名古屋大学(名大)は5月18日、素粒子のミューオンを利用した「宇宙線イメージング」により、イタリア・ナポリの市街地にある複雑な地下遺構を可視化した結果、ギリシャ時代の埋葬室を新たに発見したことを発表した。
同成果は、名大大学院 理学研究科/高等研究院/未来材料・システム研究所の森島邦博准教授、名大 未来材料・システム研究所の北川暢子特任助教、イタリア・ナポリ大学の研究者らが参加した国際共同研究チームによるもの。詳細は、英オンライン総合学術誌「Scientific Reports」に掲載された。

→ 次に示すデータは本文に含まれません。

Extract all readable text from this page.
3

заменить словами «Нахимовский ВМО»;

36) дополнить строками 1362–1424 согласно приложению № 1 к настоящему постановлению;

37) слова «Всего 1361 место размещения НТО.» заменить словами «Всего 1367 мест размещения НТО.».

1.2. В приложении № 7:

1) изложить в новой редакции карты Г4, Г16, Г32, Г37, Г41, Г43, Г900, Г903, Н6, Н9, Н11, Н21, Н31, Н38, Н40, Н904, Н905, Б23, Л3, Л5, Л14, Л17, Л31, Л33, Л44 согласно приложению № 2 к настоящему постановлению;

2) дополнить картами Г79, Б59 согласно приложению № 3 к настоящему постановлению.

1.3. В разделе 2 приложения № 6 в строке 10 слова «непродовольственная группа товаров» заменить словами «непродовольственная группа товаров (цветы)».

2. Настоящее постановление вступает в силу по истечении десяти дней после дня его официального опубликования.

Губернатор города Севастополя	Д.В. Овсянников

古代ネアポリスの遺跡は、紀元前1000年後半ごろにギリシャ人によって建設された建物や道路、水道橋、墓地などで構成され、現在のナポリ市街の地下10mほどに埋もれているという。しかし、ナポリのような大都市の人口密集地では、建物や道路の安全性に配慮する必要があり、発掘による考古学的調査は困難だ。
ただし、16世紀以降に作られた貯水槽や第二次世界大戦中に作られた防空壕などの地下構造がこれらの遺跡を横断している場合、地上から地下遺構の調査が可能だ。そのため、ナポリ・サニタ地区には、紀元前6世紀~紀元前3世紀の古代ネクロポリスの2つの貴族の埋設室が存在することが知られている。
そして近年の地下遺構の3D測量による調査からは、それらの周辺にも別の埋葬室が存在する可能性が検討されていた。そこで研究チームは今回、その仮説を検証するため、宇宙線イメージングによる未知の埋葬室の探査を行うことにしたという。
宇宙線イメージングは、大気圏に飛び込んできた宇宙線が、酸素や窒素などと衝突することで二次的に生成される透過力の高い素粒子のミューオンを使った、非破壊で建造物や地下構造などを可視化できる、レントゲンのような技術だ。同技術はこれまで、エジプトのクフ王のピラミッド内部に存在する未知の空間の発見や、福島第一原発2号機の炉心溶融の可視化など、いくつもの実績を挙げている。また今回のように、地震波やボアホールのような調査方法の適用が難しい都市環境での利用に非常に適した技術である。
ミューオンの測定は、画像フィルム型の検出器「原子核乾板」を用いて行う。同乾板は、軽量かつ非常にコンパクトであり電源を必要としないため、狭い場所や粉塵が多い地下遺跡やトンネルの内部といった過酷な環境下での使用にも適しているという。